Paul approached the Corinthians not with a behavior curtailing whack but with an attempt to draw them back to worship. They needed revival more than they needed restraint! The Corinthian Christians looked and did ugly not because they were in fact ugly but because they had become ugly in their thinking. They had forgotten the majesty of God’s mercy to them in Christ – forgiven! – and the incredible change He had made for them - new creation! – and their behavior made it obvious. When faith is dormant or sickly, who looks particularly good? What’s needed is the truth that revives.
We find it also in Paul’s letter to the Romans:
1 Therefore, I urge you, brothers, in view of God's mercy, to offer your bodies as living sacrifices, holy and pleasing to God-- this is your spiritual act of worship.
2 Do not conform any longer to the pattern of this world, but be transformed by the renewing of your mind. Then you will be able to test and approve what God's will is-- his good, pleasing and perfect will. (Rom 12:1-2 NIV, italics mine.)
Without the proper “view of God’s mercy,” nobody rightly offers their body and nobody has any particular reason to worship, no matter how we might scold or prod them.
The Corinthians’ behavior was awful, but it had not changed who they had become, so, in faith, Paul appealed to that. Instead of first giving them restrictions, he gave them revival. Instead of conforming them to a proper look, he built them up in Christ. His purpose was far higher than behavioral correction – how is that any different from what the world does? Because Paul believed the Corinthians had been made spiritual sons of God, his first target was transformation through the renewal of their minds, not by the correction of their behavior.

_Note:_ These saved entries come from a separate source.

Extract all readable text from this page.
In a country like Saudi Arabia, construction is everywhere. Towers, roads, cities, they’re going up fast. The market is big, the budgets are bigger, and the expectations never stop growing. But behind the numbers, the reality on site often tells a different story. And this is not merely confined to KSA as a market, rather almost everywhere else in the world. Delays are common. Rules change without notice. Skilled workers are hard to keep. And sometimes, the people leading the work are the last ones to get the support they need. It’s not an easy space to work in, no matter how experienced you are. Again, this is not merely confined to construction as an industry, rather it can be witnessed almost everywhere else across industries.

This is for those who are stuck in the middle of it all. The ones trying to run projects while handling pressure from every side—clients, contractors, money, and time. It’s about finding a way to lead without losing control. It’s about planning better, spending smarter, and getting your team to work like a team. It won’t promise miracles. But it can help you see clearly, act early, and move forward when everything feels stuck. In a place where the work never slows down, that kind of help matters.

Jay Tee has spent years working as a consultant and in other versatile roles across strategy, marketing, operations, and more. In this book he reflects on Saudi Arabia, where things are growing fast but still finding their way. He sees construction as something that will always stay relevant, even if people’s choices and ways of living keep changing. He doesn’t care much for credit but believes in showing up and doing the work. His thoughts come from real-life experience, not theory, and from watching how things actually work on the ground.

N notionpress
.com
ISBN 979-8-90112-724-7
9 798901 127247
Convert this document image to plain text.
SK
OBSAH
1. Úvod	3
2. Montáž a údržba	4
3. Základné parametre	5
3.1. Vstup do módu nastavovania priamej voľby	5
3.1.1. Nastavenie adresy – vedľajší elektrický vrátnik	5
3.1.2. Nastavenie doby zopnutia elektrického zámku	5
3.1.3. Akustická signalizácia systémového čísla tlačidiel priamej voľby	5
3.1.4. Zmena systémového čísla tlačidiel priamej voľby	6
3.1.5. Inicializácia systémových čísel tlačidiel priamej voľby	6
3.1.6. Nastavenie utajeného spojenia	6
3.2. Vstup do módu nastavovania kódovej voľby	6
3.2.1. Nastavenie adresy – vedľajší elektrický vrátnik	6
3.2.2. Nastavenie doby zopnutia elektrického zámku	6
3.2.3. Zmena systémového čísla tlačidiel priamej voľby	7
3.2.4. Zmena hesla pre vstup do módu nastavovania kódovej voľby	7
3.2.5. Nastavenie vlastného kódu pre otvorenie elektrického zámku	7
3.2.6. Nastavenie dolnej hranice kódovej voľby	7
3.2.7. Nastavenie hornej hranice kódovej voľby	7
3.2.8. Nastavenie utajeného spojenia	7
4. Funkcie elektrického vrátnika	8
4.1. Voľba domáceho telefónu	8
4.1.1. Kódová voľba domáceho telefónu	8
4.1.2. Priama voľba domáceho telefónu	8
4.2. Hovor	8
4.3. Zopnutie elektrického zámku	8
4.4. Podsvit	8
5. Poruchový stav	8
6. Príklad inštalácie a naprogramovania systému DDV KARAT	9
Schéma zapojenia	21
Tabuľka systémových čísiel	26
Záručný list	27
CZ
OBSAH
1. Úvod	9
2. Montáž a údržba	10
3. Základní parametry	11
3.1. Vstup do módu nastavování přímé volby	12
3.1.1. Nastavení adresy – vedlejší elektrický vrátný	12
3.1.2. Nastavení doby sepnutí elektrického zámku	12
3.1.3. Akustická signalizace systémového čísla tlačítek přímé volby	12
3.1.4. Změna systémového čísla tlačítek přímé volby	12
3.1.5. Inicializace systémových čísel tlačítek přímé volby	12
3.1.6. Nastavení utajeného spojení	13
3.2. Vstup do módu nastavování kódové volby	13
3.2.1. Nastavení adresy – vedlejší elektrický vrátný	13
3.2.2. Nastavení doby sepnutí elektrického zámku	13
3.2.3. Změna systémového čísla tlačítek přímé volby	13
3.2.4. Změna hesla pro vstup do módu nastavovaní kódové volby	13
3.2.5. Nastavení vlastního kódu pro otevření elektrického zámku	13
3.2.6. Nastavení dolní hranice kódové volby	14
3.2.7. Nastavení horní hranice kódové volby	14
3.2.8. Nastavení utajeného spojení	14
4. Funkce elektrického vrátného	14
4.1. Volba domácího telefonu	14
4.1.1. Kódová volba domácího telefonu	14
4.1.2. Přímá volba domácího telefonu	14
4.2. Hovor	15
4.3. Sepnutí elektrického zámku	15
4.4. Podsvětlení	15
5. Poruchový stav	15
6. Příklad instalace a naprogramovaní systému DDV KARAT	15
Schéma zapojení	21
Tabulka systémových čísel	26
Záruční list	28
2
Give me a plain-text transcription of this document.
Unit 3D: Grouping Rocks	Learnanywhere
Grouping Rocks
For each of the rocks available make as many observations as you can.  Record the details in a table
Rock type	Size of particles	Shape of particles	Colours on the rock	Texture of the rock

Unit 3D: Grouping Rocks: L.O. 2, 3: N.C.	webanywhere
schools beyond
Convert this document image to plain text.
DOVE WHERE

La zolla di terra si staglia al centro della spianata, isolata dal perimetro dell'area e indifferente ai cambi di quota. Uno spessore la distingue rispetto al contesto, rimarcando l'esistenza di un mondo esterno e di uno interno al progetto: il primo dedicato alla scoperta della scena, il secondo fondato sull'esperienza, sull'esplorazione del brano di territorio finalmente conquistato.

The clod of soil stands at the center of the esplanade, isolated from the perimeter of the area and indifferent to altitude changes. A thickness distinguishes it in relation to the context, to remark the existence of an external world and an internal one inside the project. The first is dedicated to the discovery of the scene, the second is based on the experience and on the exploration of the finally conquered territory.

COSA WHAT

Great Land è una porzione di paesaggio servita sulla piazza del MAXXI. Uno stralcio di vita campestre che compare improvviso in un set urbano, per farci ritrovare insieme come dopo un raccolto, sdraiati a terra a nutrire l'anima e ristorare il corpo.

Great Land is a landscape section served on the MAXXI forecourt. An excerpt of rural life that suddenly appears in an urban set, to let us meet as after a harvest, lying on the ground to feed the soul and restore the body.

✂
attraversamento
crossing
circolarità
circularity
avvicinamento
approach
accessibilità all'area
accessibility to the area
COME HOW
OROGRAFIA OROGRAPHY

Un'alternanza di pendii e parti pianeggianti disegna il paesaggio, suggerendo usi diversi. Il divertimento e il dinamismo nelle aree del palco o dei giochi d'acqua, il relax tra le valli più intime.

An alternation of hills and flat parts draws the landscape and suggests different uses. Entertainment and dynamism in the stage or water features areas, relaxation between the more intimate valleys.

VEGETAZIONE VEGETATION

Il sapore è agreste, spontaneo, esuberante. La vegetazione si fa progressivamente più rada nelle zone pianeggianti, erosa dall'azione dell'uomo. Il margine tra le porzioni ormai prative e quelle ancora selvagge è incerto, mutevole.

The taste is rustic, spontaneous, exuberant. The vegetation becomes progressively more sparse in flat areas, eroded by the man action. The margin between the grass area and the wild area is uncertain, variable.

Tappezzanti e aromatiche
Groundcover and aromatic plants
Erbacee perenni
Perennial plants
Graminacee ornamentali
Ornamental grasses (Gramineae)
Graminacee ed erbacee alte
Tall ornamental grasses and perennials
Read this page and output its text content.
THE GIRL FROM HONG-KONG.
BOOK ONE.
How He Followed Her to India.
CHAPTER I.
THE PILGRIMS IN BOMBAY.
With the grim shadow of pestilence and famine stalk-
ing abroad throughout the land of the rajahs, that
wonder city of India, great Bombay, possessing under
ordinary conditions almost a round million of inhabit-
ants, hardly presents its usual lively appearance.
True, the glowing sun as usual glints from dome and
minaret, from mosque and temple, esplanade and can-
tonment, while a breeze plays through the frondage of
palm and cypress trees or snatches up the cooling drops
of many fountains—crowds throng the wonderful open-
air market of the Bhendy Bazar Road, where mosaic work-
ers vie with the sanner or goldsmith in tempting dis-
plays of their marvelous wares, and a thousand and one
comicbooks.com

His focus was riveted upon the unseen because that’s where true life is understood, and from that focus Paul approached whatever he encountered. Because their behavior was so awful it was obvious to Paul that while his focus was secure, theirs wasn’t! So he directed their thoughts back to what God had done for them and what He thought of them, all in the unseen. With that in focus, with God’s opinion restored in their thinking, they could begin again to live by faith! And the ten could see what only the two once did.
I am not saying behavior is unimportant: I am saying that our way to behavior is vital. If, as Paul wrote to the Galatians, “it is for freedom that Christ has set us free” (Gal 5:1), then perhaps the worst thing we can do for the behaviorally ugly Christian is to curtail their freedom by introducing restrictions before reintroducing them to awe inspired worship and renewed faith. See to their heart first.